The Pain in My Neck...

So I went to the chiropractor this morning, and he said, "Yup. Your neck is messed up!" And he did my favorite analogy in reference to neck stress--only this time it was about a bowling ball on an ink pen, not a bowling ball on a toothpick.

Here is what a normal neck looks like:


Do you see how the cranium hovers so sweetly on the gently curling base of the cervical vertebrae? It's very pretty I know. This lucky person can move his/her head forward, and the happy cranium still has a base of support below it! Nice!


Now, look at my neck:


Oh no! The poor little ink pen/toothpick of a neck! It's trying to hold that big bowling ball of a cranium up all by itself! Every time I lean my cranium forward an inch it puts ten pounds of pressure on the muscles on the back of my neck to hold that bowling ball up! Egads!
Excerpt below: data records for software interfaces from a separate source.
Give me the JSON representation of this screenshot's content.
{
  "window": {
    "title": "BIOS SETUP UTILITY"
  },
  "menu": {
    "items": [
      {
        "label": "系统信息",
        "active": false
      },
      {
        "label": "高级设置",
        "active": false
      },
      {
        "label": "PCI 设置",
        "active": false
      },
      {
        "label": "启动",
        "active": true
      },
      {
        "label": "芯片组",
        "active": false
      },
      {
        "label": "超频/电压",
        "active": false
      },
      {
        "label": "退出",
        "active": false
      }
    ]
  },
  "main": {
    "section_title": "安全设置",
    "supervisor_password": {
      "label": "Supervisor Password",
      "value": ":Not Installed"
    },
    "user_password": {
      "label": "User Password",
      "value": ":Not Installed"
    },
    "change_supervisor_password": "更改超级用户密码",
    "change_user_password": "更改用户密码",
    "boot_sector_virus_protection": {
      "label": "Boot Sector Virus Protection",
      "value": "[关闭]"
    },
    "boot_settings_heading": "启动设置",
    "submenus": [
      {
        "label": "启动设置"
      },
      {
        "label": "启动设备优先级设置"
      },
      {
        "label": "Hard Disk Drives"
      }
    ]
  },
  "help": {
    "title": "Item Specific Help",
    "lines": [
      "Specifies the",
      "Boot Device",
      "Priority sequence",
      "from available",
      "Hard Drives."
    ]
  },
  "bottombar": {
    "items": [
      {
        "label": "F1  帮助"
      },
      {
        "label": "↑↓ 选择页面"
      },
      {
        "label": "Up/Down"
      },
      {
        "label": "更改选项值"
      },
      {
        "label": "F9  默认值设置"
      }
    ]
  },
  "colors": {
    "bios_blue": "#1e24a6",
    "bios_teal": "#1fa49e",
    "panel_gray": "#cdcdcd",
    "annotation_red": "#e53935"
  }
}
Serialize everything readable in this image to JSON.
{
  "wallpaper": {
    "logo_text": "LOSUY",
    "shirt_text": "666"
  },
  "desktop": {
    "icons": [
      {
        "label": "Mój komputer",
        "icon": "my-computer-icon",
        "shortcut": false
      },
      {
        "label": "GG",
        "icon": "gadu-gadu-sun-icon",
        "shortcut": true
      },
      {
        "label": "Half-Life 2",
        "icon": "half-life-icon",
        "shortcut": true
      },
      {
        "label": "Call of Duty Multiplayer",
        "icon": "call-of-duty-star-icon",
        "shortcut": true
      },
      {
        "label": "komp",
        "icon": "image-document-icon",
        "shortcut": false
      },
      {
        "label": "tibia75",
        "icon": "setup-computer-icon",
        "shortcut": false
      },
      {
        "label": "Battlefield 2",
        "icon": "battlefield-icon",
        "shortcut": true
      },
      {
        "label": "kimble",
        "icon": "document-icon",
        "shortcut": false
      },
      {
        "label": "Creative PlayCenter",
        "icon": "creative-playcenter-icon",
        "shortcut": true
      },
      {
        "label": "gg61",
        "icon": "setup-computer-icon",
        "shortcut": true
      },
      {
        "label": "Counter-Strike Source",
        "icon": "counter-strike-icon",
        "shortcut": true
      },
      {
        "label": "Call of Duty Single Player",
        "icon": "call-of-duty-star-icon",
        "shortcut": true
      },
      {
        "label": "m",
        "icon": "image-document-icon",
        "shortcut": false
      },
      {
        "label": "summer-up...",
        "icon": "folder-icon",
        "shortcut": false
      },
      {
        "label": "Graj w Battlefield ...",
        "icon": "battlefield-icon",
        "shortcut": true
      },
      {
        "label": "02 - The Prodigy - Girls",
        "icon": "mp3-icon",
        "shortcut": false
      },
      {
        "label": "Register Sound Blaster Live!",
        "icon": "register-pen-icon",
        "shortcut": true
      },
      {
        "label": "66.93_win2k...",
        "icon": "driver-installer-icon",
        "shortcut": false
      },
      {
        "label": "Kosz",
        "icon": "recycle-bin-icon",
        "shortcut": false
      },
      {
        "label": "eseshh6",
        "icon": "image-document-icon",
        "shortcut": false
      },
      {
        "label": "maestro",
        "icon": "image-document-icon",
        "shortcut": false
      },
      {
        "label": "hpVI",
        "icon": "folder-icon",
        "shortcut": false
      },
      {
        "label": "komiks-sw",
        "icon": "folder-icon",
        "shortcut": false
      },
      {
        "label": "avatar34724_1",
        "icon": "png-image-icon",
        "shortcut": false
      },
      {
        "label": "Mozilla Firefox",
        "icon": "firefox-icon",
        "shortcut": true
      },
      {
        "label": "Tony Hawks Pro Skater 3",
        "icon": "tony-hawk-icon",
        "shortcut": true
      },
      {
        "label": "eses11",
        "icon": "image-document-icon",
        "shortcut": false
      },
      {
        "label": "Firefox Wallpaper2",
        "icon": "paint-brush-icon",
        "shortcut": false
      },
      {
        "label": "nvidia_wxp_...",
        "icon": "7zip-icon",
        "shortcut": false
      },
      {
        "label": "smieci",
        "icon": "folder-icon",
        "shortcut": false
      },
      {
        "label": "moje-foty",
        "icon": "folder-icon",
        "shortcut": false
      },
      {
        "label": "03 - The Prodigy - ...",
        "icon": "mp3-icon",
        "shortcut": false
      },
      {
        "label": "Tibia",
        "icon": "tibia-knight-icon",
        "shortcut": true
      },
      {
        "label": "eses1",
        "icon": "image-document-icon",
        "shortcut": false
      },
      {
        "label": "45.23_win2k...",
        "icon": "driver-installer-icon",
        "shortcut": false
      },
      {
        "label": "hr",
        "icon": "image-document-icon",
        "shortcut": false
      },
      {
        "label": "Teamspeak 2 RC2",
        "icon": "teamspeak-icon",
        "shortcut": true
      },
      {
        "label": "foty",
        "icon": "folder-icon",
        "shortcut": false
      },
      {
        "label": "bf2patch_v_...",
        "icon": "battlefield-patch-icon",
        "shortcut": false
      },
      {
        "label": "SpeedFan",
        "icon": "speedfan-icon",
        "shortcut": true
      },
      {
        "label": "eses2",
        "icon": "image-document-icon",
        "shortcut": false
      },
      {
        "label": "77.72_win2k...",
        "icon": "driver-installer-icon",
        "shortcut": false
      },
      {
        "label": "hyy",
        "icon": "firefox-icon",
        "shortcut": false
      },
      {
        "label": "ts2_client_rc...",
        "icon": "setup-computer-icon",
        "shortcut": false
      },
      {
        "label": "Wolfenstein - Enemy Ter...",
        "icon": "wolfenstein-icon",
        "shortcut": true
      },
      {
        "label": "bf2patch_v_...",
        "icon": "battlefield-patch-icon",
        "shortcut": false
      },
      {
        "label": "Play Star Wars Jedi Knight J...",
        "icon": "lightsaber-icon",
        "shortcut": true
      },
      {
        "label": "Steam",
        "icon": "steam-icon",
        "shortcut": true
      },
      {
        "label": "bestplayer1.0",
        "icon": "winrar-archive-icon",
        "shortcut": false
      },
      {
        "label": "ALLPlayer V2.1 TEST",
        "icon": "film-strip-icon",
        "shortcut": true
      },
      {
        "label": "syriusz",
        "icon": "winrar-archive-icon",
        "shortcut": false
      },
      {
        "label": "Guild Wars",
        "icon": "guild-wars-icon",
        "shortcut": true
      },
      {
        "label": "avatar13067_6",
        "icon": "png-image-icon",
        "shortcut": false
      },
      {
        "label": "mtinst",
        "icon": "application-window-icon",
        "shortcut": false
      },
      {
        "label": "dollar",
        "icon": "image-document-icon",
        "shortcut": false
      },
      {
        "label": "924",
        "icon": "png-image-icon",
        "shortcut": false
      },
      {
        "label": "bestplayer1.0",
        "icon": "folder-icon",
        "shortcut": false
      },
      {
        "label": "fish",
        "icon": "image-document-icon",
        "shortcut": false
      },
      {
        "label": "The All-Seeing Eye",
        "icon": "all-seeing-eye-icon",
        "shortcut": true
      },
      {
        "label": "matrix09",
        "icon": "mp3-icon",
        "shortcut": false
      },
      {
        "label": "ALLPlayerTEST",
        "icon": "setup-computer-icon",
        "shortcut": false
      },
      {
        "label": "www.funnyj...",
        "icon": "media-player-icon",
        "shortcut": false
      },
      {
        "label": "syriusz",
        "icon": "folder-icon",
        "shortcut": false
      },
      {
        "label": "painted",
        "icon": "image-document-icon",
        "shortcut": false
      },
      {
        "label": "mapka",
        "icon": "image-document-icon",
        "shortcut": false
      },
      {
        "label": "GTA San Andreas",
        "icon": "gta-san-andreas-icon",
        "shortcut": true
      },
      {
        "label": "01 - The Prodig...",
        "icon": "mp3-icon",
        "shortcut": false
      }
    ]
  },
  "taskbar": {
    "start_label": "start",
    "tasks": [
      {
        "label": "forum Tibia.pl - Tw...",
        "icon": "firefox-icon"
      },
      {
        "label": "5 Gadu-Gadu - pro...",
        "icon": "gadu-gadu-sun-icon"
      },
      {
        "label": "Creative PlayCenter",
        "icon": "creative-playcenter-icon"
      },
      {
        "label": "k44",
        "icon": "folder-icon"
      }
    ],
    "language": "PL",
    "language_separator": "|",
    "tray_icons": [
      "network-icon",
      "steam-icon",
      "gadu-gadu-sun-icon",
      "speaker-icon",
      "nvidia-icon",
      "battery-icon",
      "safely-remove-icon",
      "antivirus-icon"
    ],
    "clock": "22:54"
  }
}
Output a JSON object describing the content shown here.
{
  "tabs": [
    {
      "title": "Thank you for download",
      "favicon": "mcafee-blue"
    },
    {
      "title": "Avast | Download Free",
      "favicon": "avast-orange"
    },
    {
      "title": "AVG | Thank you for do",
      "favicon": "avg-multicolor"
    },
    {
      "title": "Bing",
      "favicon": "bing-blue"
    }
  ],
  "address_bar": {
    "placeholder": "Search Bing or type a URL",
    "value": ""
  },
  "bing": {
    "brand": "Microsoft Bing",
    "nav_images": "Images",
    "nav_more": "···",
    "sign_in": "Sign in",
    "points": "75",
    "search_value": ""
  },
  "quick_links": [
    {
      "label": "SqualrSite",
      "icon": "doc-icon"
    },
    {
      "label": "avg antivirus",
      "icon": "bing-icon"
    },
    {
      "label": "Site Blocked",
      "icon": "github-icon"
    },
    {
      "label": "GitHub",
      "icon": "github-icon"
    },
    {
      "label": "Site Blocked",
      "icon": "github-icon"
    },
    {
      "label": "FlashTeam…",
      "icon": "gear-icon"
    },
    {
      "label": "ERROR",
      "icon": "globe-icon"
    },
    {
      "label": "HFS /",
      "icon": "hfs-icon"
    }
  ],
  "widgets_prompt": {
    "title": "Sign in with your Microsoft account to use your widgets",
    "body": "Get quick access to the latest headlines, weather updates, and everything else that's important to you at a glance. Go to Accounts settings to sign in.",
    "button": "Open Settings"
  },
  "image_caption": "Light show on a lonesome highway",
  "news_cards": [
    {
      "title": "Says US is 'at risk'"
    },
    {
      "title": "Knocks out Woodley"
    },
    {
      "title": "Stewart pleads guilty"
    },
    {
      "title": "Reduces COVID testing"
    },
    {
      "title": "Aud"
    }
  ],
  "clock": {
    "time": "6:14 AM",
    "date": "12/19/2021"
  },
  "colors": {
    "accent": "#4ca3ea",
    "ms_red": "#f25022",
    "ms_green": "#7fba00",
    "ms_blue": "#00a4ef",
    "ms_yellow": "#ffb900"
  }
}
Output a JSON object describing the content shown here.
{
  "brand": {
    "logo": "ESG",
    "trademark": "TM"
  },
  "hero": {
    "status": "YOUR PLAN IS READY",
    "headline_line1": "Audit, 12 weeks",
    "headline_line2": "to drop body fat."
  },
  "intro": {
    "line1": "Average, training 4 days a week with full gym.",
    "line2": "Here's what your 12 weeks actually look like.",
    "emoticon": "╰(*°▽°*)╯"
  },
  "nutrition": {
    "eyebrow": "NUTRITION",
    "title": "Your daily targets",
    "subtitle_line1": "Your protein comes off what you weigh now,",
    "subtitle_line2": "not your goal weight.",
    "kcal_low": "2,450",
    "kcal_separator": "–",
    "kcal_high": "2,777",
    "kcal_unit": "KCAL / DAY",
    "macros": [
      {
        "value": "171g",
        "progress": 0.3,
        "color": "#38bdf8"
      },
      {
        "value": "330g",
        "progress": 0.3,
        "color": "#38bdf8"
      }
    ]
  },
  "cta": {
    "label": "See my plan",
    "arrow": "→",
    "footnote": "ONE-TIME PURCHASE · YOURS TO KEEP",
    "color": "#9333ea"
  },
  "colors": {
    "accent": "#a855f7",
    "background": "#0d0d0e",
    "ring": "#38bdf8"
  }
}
And the solution? Well, the nice man in the polo shirt clamps my head into a very uncomfortable position, and I think, "Hey! Didn't Jack Bauer just do this exact move on that Russian terrorist moments before the nerve gas was released on unsuspecting Los Angelonians?" (tangent: I'm into hour twenty of Season Five of 24. I think I started watching it on Saturday. TV on DVD is an evil thing to have at one's disposal.)

Anyways, the nice man in the polo shirt cranks my head around a few times and suddenly my range of motion has increased and he promises my hands shouldn't go numb anymore. Nice.

So I'll go a few more times, and he says it might just be how my neck has developed over the last 12 years because of my scoliosis and whiplash. And I think, "Hey. I would rather pay a co-pay and get a Jack Bauer hold once or twice a month for the rest of my life than have some arthritic neck condition that forces me into a Derek Zoolander lifestyle of never being able to turn left."

That's my story. And the best part of it? When I say to the nice man in the polo shirt (AKA, the Chiropractor), "Hey, do you think I should go to the massage therapist." He says, "I don't know if you should go or not, but it's definitely always nice to go to the massage therapist."

Amen to that Dr. Jack Bauer. You are a true American hero.